In speaking with freelancers, I’ve been using this analogy—you’re rarely being hired to be Eddie Van Halen. The majority of clients don’t need you to come in and tear off a face-melting, 8-minute solo. What they do need are the equally important, though often understated, members of any great band—bassists, drummers, keyboardists, etc.
For clients in need of freelance help, these “supporting roles” are critical. They’re looking for folks who can stay in the pocket, go with the flow, and make everything from the tiniest layout detail to a strong call-to-action better. As a creative freelancer—designer, writer, production artist—you’re most often hired to step in and bolster the existing creative product.
Most freelance clients need John Paul Jones, the bassist/keyboardist/Swiss Army knife of Led Zeppelin. And even if you don’t know who he is, you would 100% notice if he wasn’t there.

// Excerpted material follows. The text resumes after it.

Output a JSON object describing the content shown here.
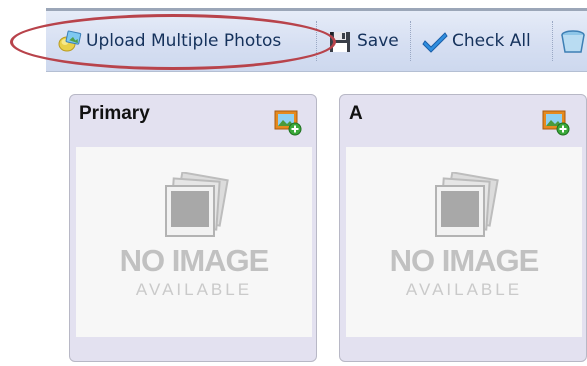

If you’re freelancing, you’re likely there to learn someone else’s songs and, ideally, make them better. Unless explicitly stated otherwise, clients need a creative freelancer to jump in, hit the ground running and create great work within a brand’s guidelines.
So, if you’re placed in your dream job and know you could crush it with “lead guitar” ideas, take a beat. If the job is to play bass, play bass. Because if you show that you can make the band, I mean, the brand better, you may find that you’ll ultimately have an opportunity to move up front.